Dr. Dru Johnson Named Senior Research Fellow at Carl F.H. Henry Center
In Fall 2018, Dr. Dru Johnson will complete a research fellowship sponsored by the Creation Project at the Carl F.H. Henry Center.
In Fall 2018, Dr. Dru Johnson, associate professor of biblical and theological studies, will complete a semester-long research fellowship sponsored by the Creation Project at the Carl F.H. Henry Center within Trinity Evangelical Divinity School in Illinois. As a senior research fellow, Johnson will examine the shared premises between two narratives often seen as incommensurate: modern origins stories and the Genesis 1-11 account.
Johnson says, “I’ve noticed a trend in Christian scholarship that misses the intellectual prowess of Genesis by assuming that it is basically flat-footed religious oracle, incompetent to offer any guidance on origins-talk to any differing cosmology.” Such an “apples-to-oranges” view prevents the biblical texts from participating in conversation with modern evolutionary theories regarding anthropology.
Johnson contends that while Genesis should be read within the context of its intellectual world, its concerns are not merely ancient:
Theistic evolution is a movement, growing in popularity amongst evangelicals, that seeks to comport human evolution with Christianity.
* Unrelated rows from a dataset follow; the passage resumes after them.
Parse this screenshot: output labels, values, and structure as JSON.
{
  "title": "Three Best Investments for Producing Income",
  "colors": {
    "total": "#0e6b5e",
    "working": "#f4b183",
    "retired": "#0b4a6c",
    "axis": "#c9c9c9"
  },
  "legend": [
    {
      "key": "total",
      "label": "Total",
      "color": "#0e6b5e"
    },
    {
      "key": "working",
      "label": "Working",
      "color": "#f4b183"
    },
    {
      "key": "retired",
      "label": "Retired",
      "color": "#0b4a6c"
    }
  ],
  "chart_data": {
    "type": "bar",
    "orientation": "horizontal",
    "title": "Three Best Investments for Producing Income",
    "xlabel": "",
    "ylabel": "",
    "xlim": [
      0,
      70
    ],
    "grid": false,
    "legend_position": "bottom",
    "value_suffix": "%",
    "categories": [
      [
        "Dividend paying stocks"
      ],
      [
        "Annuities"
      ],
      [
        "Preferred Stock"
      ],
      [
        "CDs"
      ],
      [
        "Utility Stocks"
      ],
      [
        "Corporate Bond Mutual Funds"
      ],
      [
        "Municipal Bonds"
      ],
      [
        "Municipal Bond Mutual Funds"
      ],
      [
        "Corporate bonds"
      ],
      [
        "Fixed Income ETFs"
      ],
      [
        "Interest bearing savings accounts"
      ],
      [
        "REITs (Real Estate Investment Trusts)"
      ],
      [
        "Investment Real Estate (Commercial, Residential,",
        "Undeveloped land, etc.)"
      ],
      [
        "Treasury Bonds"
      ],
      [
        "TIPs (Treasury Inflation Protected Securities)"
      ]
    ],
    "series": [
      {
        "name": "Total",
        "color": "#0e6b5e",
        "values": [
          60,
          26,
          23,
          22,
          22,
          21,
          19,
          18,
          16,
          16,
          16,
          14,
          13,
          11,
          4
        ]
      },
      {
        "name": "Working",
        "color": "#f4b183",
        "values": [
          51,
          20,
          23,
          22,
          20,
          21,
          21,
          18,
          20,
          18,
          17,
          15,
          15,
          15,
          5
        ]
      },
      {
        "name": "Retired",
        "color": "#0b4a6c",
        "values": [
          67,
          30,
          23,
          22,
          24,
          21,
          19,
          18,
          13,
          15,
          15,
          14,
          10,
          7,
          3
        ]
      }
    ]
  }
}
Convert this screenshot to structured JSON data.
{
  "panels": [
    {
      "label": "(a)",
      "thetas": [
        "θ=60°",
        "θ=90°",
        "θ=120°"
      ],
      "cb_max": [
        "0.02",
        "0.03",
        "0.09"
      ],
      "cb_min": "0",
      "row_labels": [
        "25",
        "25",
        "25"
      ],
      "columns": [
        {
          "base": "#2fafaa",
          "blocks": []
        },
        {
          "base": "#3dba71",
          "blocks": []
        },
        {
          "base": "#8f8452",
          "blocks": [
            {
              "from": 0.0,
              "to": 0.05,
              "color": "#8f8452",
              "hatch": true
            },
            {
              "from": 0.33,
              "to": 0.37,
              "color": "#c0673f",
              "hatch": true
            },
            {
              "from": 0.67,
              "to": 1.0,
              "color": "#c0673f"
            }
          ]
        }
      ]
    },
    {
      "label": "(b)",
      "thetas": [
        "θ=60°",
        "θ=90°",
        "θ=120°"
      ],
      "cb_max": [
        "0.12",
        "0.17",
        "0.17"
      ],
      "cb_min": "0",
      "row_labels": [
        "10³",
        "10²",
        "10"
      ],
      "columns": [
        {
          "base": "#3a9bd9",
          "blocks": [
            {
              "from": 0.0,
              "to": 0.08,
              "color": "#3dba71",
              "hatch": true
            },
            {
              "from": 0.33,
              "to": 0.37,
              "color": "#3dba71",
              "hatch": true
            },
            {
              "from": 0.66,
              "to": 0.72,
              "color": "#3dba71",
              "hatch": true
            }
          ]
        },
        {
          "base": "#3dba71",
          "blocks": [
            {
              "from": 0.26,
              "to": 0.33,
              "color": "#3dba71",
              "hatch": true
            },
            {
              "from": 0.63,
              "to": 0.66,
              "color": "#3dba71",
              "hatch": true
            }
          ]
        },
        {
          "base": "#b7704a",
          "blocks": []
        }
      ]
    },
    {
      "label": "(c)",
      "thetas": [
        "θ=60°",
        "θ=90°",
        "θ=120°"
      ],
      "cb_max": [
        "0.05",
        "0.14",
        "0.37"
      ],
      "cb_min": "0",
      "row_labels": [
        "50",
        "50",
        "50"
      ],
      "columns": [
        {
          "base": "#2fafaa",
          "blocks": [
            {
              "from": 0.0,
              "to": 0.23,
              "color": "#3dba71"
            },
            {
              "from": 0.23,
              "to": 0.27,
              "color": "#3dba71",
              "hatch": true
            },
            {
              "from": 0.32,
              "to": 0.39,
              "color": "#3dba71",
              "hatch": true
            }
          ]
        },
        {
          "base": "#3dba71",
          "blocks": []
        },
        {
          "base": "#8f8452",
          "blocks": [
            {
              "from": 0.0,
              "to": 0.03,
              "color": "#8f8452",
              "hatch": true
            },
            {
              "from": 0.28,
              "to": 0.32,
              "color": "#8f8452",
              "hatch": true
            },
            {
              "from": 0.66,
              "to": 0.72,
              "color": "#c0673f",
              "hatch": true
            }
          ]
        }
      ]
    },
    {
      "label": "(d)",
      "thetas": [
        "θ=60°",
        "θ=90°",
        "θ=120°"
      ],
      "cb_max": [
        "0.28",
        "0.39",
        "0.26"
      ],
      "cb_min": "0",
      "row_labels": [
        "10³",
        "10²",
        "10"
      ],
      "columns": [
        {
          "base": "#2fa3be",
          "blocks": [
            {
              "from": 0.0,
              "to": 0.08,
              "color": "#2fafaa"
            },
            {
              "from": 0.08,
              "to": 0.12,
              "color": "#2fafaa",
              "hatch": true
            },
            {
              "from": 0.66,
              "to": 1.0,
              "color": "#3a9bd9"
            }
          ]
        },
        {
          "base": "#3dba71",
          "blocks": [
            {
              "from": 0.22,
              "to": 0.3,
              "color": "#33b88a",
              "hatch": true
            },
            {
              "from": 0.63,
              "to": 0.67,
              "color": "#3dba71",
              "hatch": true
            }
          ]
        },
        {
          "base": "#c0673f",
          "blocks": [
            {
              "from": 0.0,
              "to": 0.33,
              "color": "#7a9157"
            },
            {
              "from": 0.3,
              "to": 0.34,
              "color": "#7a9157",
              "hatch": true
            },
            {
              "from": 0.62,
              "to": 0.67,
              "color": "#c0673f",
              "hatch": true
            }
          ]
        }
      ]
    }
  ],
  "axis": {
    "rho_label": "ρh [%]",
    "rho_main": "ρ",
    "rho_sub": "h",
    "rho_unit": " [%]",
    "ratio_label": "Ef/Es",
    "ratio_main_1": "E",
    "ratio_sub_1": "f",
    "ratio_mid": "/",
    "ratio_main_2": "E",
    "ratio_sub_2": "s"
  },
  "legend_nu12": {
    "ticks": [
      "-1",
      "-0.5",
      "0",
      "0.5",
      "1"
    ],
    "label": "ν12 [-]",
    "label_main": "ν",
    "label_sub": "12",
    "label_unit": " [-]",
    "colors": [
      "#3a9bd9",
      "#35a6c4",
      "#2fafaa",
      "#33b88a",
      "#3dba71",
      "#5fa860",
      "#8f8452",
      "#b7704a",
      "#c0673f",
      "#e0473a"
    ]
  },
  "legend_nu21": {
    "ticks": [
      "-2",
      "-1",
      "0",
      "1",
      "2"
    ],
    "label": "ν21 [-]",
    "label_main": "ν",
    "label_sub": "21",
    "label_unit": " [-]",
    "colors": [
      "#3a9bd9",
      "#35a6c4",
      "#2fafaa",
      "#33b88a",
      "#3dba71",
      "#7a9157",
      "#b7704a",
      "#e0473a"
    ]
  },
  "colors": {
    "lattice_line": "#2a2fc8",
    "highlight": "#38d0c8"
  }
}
Many of these attempts sideline the creation texts by relegating them to myth or making a thin argument that those texts don’t care about scientific ideas. My project wants to deal Genesis back into the discussion as a theological force to be reckoned with—finding the hard and soft sticking points for Christians who want to affirm some sort of theistic evolution.
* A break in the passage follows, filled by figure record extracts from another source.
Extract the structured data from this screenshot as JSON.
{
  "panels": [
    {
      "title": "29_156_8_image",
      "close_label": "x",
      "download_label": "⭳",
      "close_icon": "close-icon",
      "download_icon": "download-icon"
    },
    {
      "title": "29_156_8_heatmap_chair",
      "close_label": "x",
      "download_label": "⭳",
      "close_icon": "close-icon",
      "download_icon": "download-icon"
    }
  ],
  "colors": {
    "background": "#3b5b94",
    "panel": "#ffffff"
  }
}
In his research proposal, Johnson highlights the three evolutionary “pressures” that drive natural selection, according to Darwinian theory: scarcity of resources, genetic fit to an environment, and propagation of the best-fitted species (survival of the fittest). Johnson argues that these same pressures come through clearly in the biblical texts and offer insights into human anthropology. In other words, Genesis has something to say about what it means to be made in the image of God and what it means to be human. The biblical narrative offers not only theological, but also ethical, metaphysical, and relational claims about human personhood.
To offer one example, the evolutionary concept of scarcity of resources features in the biblical accounting of sin’s entry into the world. “In the curses of the woman and man, both suffer from a metaphysical re-ordering of physical structures that create scarcity,” Johnson says. In both pain in childbearing and pain in tending the earth, “that which once favored adequate resources for humanity now works against them.” Part of Johnson’s research project will be to consider points of contact between biological and theological understandings of this metaphysical re-ordering. This “apples-to-apples” mode of reading allows the Biblical text to critique theistic evolutionary narratives that would deem scarcity the natural state of affairs.
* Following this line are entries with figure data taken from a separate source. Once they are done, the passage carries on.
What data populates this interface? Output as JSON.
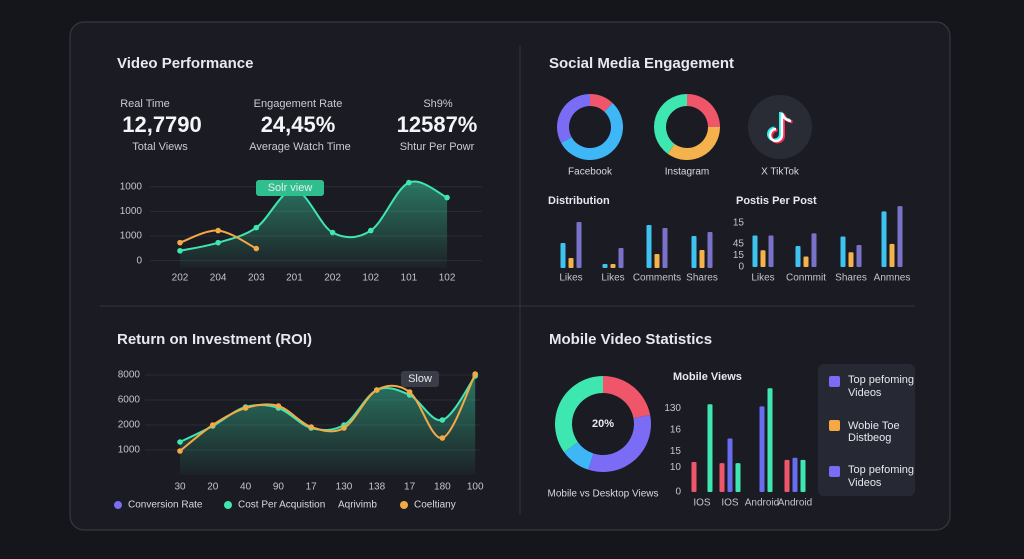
{
  "panels": {
    "video": {
      "kpis": [
        {
          "label": "Real Time",
          "value": "12,7790",
          "caption": "Total Views"
        },
        {
          "label": "Engagement Rate",
          "value": "24,45%",
          "caption": "Average Watch Time"
        },
        {
          "label": "Sh9%",
          "value": "12587%",
          "caption": "Shtur Per Powr"
        }
      ]
    },
    "social": {
      "title": "Social Media Engagement",
      "tiktok": "X TikTok"
    },
    "mobile": {
      "title": "Mobile Video Statistics",
      "list": [
        "Top pefoming",
        "Videos",
        "Wobie Toe",
        "Distbeog",
        "Top pefoming",
        "Videos"
      ]
    }
  },
  "chart_data": [
    {
      "type": "line",
      "title": "Video Performance",
      "categories": [
        "202",
        "204",
        "203",
        "201",
        "202",
        "102",
        "101",
        "102"
      ],
      "series": [
        {
          "color": "#3ee6b0",
          "area": true,
          "values": [
            400,
            730,
            1340,
            2880,
            1140,
            1220,
            3170,
            2560
          ]
        },
        {
          "color": "#f5a946",
          "values": [
            730,
            1220,
            490,
            null,
            null,
            null,
            null,
            null
          ]
        }
      ],
      "ylim": [
        -300,
        3600
      ],
      "yticks": [
        0,
        1000,
        {
          "value": 2000,
          "label": "1000"
        },
        {
          "value": 3000,
          "label": "1000"
        }
      ],
      "grid": true,
      "annotation": "Solr view"
    },
    {
      "type": "pie",
      "title": "Facebook",
      "values": [
        12,
        55,
        33
      ],
      "colors": [
        "#f0566a",
        "#3fb6f5",
        "#7b6cf6"
      ]
    },
    {
      "type": "pie",
      "title": "Instagram",
      "values": [
        25,
        35,
        40
      ],
      "colors": [
        "#f0566a",
        "#f5b14c",
        "#3ee6b0"
      ]
    },
    {
      "type": "bar",
      "title": "Distribution",
      "categories": [
        "Likes",
        "Likes",
        "Comments",
        "Shares"
      ],
      "series": [
        {
          "color": "#3ec3f0",
          "values": [
            25,
            4,
            43,
            32
          ]
        },
        {
          "color": "#f5b14c",
          "values": [
            10,
            4,
            14,
            18
          ]
        },
        {
          "color": "#7a72c8",
          "values": [
            46,
            20,
            40,
            36
          ]
        }
      ],
      "ylim": [
        0,
        50
      ]
    },
    {
      "type": "bar",
      "title": "Postis Per Post",
      "categories": [
        "Likes",
        "Conmmit",
        "Shares",
        "Anmnes"
      ],
      "series": [
        {
          "color": "#3ec3f0",
          "values": [
            30,
            20,
            29,
            53
          ]
        },
        {
          "color": "#f5b14c",
          "values": [
            16,
            10,
            14,
            22
          ]
        },
        {
          "color": "#7a72c8",
          "values": [
            30,
            32,
            21,
            58
          ]
        }
      ],
      "ylim": [
        0,
        60
      ],
      "yticks": [
        0,
        {
          "value": 11,
          "label": "15"
        },
        {
          "value": 22,
          "label": "45"
        },
        {
          "value": 42,
          "label": "15"
        }
      ]
    },
    {
      "type": "line",
      "title": "Return on Investment (ROI)",
      "categories": [
        "30",
        "20",
        "40",
        "90",
        "17",
        "130",
        "138",
        "17",
        "180",
        "100"
      ],
      "series": [
        {
          "color": "#3ee6b0",
          "area": true,
          "values": [
            1320,
            1960,
            2720,
            2680,
            1880,
            2000,
            3400,
            3200,
            2200,
            3960
          ]
        },
        {
          "color": "#f5a946",
          "values": [
            960,
            2000,
            2680,
            2760,
            1920,
            1880,
            3400,
            3320,
            1480,
            4040
          ]
        }
      ],
      "ylim": [
        0,
        4400
      ],
      "yticks": [
        1000,
        2000,
        {
          "value": 3000,
          "label": "6000"
        },
        {
          "value": 4000,
          "label": "8000"
        }
      ],
      "grid": true,
      "annotation": "Slow",
      "legend": [
        {
          "label": "Conversion Rate",
          "color": "#7b6cf6"
        },
        {
          "label": "Cost Per Acquistion",
          "color": "#3ee6b0"
        },
        {
          "label": "Aqrivimb",
          "color": null
        },
        {
          "label": "Coeltiany",
          "color": "#f5a946"
        }
      ]
    },
    {
      "type": "pie",
      "title": "Mobile vs Desktop Views",
      "center_label": "20%",
      "values": [
        22,
        33,
        10,
        35
      ],
      "colors": [
        "#f0566a",
        "#7b6cf6",
        "#3fb6f5",
        "#3ee6b0"
      ]
    },
    {
      "type": "bar",
      "title": "Mobile Views",
      "categories": [
        "IOS",
        "IOS",
        "Android",
        "Android"
      ],
      "series": [
        {
          "color": "#f0566a",
          "values": [
            28,
            27,
            null,
            30
          ]
        },
        {
          "color": "#6a6cf0",
          "values": [
            null,
            50,
            80,
            32
          ]
        },
        {
          "color": "#3ee6b0",
          "values": [
            82,
            27,
            97,
            30
          ]
        }
      ],
      "ylim": [
        0,
        100
      ],
      "yticks": [
        0,
        {
          "value": 23,
          "label": "10"
        },
        {
          "value": 38,
          "label": "15"
        },
        {
          "value": 58,
          "label": "16"
        },
        {
          "value": 78,
          "label": "130"
        }
      ]
    }
  ]
}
From the research conducted during the Henry Center fellowship, Johnson intends to develop a popular academic book accessible to non-specialists. He has been writing on creation narratives and their significance for theology, the church, and society for around ten years. Previous books on the intersection of scientific knowledge and the creation account include Biblical Knowing: A Scriptural Epistemology of Error and Knowledge by Ritual: A Biblical Prolegomenon to Sacramental Theology. Most recently, Johnson published The Universal Story: Genesis 1–11 as part of the Transformative Word series edited by biblical scholars Craig Bartholomew and David Beldman.